Earlier this month, Brant, through Ottawa lawyer and First Nations issues expert Stephen Reynolds, filed a statement of claim in the Ontario Superior Court of Justice, and later tabled application documentation that runs more than 1,000 pages.
QMI Agency has a copy of all the documents.
An environmental engineering firm, XCG Consultants, plus the federal and provincial governments, are also named in the suit.
Its total focus is on that now-closed landfill on the 7,300-hectare reserve that had been built in 1968 on fractured bedrock, without a liner and against the recommendations of various engineering firms, and continued until it was boarded up in 2004.
Then, three years later, it was capped with allegedly toxic dirt excavated from an ancient coal and gasification plant in nearby Kingston and purportedly never monitored for the migration of scores of possible pollutants.

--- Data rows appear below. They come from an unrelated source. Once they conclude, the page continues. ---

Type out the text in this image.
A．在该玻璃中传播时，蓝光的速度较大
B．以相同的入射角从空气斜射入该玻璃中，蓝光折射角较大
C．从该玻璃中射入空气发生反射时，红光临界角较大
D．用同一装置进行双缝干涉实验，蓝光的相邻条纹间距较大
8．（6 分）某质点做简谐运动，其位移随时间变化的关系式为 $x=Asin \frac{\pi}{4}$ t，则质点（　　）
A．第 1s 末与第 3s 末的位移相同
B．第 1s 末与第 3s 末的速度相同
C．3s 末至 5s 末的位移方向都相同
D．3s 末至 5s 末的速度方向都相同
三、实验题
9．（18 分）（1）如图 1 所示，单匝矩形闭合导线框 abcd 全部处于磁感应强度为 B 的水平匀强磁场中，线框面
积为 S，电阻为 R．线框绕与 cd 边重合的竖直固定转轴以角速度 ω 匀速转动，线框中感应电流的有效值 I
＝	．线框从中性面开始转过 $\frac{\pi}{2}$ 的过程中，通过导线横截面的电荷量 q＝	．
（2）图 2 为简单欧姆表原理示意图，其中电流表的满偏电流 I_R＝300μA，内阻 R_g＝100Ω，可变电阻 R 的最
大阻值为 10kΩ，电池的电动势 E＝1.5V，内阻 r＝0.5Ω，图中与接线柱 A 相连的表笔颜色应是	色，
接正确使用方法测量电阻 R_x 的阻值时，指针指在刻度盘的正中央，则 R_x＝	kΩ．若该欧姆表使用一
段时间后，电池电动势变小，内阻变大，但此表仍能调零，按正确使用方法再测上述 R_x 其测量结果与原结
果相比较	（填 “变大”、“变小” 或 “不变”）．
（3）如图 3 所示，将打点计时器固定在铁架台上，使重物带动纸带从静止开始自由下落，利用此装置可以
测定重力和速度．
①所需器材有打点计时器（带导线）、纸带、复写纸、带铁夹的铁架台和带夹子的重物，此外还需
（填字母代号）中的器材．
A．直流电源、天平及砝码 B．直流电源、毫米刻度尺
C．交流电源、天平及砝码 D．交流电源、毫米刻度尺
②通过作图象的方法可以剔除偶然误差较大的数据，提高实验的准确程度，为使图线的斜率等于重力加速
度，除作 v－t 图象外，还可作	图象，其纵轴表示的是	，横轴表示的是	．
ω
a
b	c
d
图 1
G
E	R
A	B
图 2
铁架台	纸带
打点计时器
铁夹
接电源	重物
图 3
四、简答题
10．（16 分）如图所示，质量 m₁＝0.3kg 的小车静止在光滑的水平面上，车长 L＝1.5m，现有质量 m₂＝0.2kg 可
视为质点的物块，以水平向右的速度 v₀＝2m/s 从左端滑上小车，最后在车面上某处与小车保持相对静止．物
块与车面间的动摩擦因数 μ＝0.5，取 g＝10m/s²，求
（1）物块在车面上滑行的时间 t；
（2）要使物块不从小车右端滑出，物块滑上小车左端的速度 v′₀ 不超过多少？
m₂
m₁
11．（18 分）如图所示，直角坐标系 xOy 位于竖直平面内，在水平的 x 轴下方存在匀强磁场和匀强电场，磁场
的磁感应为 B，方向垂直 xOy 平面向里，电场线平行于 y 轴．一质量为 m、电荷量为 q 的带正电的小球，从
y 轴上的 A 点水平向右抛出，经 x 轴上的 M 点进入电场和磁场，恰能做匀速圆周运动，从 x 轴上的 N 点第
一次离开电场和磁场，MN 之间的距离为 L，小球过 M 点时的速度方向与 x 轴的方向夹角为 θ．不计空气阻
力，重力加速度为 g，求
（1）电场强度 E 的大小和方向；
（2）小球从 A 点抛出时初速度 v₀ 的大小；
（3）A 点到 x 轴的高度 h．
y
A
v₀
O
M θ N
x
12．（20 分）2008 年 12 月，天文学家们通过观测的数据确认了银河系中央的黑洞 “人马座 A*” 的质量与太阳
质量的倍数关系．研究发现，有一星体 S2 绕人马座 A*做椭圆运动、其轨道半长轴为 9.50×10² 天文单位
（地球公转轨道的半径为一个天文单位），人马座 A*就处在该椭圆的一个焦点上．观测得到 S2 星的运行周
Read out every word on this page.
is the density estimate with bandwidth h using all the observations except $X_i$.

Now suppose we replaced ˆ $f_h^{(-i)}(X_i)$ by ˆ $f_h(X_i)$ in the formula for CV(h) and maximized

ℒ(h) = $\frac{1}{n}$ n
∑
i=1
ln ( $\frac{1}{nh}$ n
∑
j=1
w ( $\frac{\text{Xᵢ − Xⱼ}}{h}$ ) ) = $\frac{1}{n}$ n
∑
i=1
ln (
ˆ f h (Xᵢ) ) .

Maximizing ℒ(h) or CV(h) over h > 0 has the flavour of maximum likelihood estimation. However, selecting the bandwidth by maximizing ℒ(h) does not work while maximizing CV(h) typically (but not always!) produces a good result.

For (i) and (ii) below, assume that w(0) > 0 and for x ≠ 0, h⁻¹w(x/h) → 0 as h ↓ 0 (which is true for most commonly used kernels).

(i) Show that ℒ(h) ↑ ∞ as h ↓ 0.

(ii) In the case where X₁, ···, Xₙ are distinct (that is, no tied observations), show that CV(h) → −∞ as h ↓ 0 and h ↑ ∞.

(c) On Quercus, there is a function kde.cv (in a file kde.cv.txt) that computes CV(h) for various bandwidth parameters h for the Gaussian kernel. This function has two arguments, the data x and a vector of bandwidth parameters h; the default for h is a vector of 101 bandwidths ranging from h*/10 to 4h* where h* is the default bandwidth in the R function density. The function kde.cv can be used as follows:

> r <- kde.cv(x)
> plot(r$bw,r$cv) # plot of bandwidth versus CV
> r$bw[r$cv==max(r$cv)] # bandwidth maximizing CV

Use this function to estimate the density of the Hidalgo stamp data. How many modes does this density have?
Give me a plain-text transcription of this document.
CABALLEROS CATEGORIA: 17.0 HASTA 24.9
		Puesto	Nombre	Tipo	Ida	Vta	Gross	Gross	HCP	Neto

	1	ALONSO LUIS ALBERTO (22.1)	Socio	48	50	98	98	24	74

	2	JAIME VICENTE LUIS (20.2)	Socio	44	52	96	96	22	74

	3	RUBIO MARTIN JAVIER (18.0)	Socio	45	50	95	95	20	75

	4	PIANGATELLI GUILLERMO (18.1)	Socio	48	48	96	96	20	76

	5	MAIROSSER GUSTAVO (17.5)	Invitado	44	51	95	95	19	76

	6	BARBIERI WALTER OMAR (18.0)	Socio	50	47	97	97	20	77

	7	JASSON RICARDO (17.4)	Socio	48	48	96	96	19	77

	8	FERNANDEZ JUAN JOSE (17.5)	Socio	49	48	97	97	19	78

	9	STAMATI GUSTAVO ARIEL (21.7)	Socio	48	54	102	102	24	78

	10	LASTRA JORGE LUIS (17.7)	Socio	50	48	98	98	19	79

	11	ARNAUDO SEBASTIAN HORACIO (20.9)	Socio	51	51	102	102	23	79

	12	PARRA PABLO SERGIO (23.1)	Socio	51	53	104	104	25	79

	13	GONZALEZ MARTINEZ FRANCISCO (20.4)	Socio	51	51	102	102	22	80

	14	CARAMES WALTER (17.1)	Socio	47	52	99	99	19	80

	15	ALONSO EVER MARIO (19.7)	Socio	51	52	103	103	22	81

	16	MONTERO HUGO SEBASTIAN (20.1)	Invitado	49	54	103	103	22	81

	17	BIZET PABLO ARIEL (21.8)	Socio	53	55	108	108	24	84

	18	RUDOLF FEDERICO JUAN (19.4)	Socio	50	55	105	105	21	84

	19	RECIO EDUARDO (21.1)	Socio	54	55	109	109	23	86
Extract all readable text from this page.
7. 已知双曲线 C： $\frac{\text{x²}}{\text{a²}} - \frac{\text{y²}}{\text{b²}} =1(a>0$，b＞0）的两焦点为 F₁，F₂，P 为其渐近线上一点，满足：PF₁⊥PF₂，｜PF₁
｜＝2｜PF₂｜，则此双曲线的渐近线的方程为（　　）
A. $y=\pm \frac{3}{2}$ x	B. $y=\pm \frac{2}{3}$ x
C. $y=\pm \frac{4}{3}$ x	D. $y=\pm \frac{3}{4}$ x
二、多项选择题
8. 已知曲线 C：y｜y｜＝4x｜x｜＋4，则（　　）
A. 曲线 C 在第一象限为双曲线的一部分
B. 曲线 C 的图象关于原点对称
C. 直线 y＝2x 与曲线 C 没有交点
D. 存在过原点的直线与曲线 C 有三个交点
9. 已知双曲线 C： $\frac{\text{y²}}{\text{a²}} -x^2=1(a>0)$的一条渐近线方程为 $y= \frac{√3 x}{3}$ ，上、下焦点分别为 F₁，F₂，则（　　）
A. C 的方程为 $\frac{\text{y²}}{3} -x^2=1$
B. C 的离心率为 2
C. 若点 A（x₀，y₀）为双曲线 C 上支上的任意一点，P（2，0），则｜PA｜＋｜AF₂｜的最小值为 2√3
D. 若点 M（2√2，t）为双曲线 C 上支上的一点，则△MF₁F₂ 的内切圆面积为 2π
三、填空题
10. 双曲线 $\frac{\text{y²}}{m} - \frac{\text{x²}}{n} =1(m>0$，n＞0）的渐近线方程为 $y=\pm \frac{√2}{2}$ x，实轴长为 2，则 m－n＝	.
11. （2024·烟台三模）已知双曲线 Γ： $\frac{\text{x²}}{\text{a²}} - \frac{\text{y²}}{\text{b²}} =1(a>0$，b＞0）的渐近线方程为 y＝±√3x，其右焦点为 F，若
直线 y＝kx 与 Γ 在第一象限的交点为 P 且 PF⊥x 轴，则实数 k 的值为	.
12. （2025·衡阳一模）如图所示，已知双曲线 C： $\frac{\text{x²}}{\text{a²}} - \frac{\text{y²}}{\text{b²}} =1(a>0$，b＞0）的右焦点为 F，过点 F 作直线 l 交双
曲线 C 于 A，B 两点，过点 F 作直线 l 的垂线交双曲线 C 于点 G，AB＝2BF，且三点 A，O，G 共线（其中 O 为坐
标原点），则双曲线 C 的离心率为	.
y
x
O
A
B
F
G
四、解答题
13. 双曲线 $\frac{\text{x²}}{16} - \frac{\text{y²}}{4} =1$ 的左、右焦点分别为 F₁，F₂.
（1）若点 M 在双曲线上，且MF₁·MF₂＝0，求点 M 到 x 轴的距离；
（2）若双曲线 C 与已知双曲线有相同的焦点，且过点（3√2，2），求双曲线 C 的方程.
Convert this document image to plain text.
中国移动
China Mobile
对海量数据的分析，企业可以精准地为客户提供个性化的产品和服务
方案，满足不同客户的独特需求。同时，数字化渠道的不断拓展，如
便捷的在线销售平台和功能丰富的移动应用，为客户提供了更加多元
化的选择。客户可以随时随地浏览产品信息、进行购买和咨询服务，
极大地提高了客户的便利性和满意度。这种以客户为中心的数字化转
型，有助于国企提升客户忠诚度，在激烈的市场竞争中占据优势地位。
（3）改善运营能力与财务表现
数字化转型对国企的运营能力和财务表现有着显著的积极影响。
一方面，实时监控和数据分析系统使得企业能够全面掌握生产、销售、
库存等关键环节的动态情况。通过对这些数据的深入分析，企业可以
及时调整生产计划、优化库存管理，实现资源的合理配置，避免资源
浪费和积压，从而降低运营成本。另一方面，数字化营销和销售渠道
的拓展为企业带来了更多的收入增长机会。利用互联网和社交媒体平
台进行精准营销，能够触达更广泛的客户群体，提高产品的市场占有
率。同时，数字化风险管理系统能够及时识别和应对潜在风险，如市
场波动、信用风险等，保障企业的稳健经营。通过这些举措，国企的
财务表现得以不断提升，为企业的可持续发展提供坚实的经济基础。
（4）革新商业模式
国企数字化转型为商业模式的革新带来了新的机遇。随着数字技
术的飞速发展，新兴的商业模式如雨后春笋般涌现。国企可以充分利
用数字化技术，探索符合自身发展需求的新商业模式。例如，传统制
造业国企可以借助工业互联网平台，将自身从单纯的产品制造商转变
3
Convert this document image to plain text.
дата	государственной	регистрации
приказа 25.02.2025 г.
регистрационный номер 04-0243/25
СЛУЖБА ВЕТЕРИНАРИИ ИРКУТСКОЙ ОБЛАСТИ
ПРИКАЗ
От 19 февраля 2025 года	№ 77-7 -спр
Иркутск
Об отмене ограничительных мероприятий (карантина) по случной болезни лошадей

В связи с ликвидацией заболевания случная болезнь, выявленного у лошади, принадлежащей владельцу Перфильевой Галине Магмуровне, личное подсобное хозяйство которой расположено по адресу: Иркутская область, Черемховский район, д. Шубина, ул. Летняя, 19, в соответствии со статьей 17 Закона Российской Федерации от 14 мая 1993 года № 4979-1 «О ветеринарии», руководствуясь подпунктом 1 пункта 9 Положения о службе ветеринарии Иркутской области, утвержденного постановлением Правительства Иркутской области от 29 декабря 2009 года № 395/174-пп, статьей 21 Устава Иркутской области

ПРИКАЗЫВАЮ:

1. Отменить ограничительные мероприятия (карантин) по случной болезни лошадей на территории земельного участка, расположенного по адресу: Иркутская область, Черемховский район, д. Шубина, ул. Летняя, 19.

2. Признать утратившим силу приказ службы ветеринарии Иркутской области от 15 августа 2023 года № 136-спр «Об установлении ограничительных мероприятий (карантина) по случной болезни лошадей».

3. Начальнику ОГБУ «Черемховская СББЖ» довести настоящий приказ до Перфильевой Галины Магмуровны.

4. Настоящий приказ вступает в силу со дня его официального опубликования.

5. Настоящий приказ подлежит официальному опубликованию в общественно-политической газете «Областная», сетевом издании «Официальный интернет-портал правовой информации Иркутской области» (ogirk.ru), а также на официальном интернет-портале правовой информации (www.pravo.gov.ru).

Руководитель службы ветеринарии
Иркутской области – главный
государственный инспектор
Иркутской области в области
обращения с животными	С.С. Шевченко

Brant is not seeking monetary damages, at least not yet. Instead he is demanding the band council provide a full accounting of all money spent during the closing of the Tyendinaga Landfill, as well as all funds budgeted specifically for the implementation of the Health Canada-required closure report, and that includes the monitoring that was purportedly contracted when the site closed in 2007.
“All that documentation, which should be readily available, has never been found,” said Brant. “It’s either been hidden or destroyed.”
After Brant’s daughter was diagnosed with cancer, a sympathetic administrator at the band’s office slipped Brant the “brown envelope,” two bankers’ boxes filled the documents from the band’s archives that, according to lawyer Stephen Reynolds, lay waste to the band’s claims of transparency and due diligence over the state of the water on what is the third-largest reserve in Ontario, with 2,145 current residents and a membership of 8,895.
Those bankers’ boxes, in fact, represented the “smoking gun” that Brant needed as hard evidence to launch his lawsuit.
It is expected to go to court late next month.
The band council has yet to respond with its statement of defence.